The Pacific region has suffered human and environmental consequences due to more than three hundred nuclear tests conducted since the end of the Second World War says Fiji’s Prime Minister Voreqe Bainimarama.

Addressing leaders at the High Level Plenary on Promotion of The International Day for Total Elimination of Nuclear Weapons at the UN, Bainimarama said Fiji has not only spoken against nuclear weapons, but has fully supported measures to ban them.

Bainimarama says the tests were conducted by powerful governments in the Pacific as they considered this corner of the globe to be a “safe” place for nuclear weapons tests.

“They knew of the destructive power of these weapons and the long lasting environmental contamination and health crisis they cause. That is why they didn’t conduct atmospheric testing closer to their own homes – they chose an area that they deem to be largely uninhibited.”

Bainimarama says as a result to date whole communities and cultures remain permanently displaced.

In 2015, the government set aside a $2.5million (US$1.1 million) compensation fund to assist the families and remaining members of the Fijian Military who served under British during nuclear testing in the Pacific.

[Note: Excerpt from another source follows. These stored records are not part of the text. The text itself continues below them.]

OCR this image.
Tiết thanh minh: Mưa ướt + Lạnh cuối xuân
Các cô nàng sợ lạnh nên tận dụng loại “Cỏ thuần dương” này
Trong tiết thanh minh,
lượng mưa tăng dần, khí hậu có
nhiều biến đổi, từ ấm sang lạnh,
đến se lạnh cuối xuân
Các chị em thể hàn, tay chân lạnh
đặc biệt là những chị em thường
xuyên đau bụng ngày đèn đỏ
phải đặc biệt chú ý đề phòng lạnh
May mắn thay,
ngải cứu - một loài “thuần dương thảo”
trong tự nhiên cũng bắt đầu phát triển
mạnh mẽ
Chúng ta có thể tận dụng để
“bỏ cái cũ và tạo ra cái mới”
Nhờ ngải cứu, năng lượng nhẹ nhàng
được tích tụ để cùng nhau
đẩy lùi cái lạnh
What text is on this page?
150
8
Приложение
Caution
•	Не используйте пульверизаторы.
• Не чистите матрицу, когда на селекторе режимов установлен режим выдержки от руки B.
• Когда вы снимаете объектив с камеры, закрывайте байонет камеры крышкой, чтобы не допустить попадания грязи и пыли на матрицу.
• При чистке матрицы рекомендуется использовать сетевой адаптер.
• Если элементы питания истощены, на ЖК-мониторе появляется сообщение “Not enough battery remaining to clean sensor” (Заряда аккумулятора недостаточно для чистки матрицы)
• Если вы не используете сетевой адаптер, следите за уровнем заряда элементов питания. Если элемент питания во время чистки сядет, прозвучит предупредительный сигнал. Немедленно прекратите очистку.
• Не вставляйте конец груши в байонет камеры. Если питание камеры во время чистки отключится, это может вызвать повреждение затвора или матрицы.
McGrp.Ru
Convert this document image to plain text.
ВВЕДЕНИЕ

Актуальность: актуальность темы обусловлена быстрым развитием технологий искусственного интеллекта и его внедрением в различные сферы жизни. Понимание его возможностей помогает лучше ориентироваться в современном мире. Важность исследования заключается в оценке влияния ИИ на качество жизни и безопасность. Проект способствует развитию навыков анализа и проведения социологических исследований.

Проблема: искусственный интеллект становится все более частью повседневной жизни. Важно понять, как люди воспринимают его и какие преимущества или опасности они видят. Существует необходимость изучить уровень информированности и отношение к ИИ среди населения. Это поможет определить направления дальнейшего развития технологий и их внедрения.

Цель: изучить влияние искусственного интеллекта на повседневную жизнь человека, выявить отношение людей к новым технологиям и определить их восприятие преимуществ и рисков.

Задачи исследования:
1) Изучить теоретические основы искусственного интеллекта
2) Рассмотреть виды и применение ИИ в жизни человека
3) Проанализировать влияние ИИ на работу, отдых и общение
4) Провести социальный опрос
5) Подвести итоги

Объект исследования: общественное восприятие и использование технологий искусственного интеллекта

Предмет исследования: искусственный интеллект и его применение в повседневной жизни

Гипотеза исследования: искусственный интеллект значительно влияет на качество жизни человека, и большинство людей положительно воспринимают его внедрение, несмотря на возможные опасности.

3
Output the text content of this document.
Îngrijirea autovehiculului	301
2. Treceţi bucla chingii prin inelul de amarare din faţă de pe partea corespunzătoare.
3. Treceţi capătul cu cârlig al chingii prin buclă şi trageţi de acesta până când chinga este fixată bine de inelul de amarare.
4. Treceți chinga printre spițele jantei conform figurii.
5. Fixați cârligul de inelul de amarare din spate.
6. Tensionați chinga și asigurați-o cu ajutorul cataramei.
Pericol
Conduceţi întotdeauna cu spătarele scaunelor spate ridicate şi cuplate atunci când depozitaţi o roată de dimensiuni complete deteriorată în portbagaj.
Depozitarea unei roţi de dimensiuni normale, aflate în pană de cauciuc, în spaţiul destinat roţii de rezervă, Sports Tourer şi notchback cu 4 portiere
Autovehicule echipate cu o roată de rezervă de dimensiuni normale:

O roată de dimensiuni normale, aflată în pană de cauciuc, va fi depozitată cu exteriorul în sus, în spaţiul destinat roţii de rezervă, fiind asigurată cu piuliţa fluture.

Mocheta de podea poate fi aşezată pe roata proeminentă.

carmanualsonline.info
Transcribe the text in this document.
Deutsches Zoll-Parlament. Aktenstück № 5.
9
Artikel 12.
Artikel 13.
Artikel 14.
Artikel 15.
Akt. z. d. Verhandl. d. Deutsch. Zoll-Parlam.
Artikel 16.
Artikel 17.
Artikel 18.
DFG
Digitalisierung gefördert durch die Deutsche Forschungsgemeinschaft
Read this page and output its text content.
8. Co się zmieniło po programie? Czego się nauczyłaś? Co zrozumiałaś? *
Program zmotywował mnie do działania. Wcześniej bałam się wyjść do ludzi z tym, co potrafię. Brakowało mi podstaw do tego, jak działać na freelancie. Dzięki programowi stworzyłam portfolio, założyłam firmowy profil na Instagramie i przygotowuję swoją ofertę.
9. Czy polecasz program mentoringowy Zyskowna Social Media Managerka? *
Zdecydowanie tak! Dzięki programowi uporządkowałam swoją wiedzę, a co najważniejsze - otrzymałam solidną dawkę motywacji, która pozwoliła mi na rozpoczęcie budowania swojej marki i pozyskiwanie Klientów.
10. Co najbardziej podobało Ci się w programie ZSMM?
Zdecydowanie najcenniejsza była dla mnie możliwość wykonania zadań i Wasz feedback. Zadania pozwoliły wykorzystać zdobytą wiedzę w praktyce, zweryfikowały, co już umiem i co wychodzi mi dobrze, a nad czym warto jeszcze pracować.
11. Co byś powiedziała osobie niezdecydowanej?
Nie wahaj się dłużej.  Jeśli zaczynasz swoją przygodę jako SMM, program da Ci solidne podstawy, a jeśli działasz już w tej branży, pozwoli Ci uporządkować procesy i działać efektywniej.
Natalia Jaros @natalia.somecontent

“I say this not to cast blame or keep resentments burning more than fifty years after the tests. There is no room in this conversation for this bitterness and we all have learned a great deal since those tests. I say this simply to point out some human beings are still paying the price of that dark chapter in our history those many years ago.”

Bainimarama noted Fiji is signatory to the South Pacific Nuclear Free Zone Treaty and a number of other international agreements prohibiting the testing and presence of nuclear weapons in the Pacific.